E questa crisi adolescenziale, questa evaporazione della funzione paterna, questa ricerca d'identità che trova nel ripiegamento narcisista e nell'immediato soddisfacimento dei bisogni (di decidere e di passare all'atto senza dipendere,comunque, dal divieto dell'altro, in Leo) percorre in lungo e in largo la nostra società, senza nessun appannaggio regionale.
Dopo l'uccisione di Luigi, avvenuta  dopo il suo arrivo in paese per cercare di ridefinire i rapporti con un clan al quale fornisce la droga, tutti i protagonisti entrano di nuovo nella logica della vendetta, mentre  le donne celebrano pranzi e preghiere rituali di fronte ai morti ammazzati, complici passive del perpetuarsi di certe consuetudini codificate nel corso del tempo, in modo rigido, irrevocabile.
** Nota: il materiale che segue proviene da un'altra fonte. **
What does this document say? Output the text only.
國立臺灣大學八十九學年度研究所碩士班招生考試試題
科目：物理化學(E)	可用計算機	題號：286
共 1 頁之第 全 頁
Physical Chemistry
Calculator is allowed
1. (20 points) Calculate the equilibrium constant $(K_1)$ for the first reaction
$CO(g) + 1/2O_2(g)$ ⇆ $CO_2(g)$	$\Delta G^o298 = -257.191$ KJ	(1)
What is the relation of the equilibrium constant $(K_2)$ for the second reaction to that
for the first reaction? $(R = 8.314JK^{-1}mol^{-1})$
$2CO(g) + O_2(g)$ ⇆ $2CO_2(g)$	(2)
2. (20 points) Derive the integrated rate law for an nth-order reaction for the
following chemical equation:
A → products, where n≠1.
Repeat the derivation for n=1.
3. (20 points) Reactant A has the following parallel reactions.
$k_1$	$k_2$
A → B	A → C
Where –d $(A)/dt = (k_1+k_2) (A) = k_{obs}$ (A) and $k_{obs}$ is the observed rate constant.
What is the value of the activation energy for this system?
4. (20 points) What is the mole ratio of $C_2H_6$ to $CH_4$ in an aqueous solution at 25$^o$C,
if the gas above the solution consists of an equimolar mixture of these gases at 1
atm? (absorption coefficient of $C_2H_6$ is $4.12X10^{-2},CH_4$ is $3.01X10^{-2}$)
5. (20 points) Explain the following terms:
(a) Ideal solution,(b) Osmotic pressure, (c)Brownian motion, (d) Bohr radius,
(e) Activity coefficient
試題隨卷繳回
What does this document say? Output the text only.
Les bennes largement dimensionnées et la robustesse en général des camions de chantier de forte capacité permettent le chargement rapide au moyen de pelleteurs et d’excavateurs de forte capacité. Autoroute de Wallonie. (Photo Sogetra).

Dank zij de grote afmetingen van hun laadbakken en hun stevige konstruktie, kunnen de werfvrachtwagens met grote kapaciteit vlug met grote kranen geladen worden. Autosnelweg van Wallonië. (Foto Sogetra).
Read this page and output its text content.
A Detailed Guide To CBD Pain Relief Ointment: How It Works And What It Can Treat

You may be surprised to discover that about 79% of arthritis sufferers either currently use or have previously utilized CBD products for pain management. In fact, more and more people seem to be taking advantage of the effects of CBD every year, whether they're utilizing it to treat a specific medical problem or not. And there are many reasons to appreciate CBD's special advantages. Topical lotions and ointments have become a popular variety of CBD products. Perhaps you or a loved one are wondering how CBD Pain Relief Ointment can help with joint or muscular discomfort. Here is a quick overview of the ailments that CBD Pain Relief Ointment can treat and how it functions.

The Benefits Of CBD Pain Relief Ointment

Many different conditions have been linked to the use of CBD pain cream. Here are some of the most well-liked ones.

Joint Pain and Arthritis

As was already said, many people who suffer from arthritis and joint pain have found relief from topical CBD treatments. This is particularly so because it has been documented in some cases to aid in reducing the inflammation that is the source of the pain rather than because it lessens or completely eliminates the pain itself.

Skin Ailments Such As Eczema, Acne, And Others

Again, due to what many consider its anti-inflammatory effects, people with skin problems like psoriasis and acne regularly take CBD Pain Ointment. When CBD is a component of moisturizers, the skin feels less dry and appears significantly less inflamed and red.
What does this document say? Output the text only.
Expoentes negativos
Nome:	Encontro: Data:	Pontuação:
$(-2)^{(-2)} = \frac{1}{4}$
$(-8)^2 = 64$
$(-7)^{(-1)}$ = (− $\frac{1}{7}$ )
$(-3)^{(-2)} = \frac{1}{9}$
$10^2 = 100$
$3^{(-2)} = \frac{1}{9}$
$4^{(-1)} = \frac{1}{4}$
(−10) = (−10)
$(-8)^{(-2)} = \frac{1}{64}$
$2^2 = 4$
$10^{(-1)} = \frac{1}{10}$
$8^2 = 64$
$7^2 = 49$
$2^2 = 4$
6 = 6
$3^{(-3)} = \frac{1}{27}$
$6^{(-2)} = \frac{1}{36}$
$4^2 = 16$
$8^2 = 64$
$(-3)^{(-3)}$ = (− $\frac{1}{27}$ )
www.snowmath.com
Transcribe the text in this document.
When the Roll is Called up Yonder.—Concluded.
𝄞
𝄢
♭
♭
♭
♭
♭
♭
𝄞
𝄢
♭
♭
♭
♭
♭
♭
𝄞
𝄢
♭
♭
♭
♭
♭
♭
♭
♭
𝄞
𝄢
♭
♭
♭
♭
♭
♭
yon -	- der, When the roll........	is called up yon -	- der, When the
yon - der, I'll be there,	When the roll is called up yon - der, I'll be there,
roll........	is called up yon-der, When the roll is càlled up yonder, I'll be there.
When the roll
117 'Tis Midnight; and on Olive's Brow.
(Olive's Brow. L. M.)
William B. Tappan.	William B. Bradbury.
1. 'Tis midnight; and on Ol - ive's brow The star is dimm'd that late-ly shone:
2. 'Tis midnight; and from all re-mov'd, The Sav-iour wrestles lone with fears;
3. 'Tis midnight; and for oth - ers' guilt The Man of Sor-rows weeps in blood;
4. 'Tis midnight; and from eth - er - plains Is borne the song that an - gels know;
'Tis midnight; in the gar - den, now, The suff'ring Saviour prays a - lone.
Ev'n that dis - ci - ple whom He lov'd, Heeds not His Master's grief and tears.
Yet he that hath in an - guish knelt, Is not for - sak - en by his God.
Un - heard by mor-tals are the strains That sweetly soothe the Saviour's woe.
Il tentativo di Luciano di "fare semplicemente il lutto", di elaborarlo facendone  un organizzatore psichico che possa restituire  'potere' al dolore e alla parola, all'umanizzazione dell'individuo, in ultima analisi, non trova interlocutori.
Il film offre un finale  a sorpresa, ovviamente ad alta densità drammatica, nel quale la condizione di vittima si sovrappone a quella di carnefice.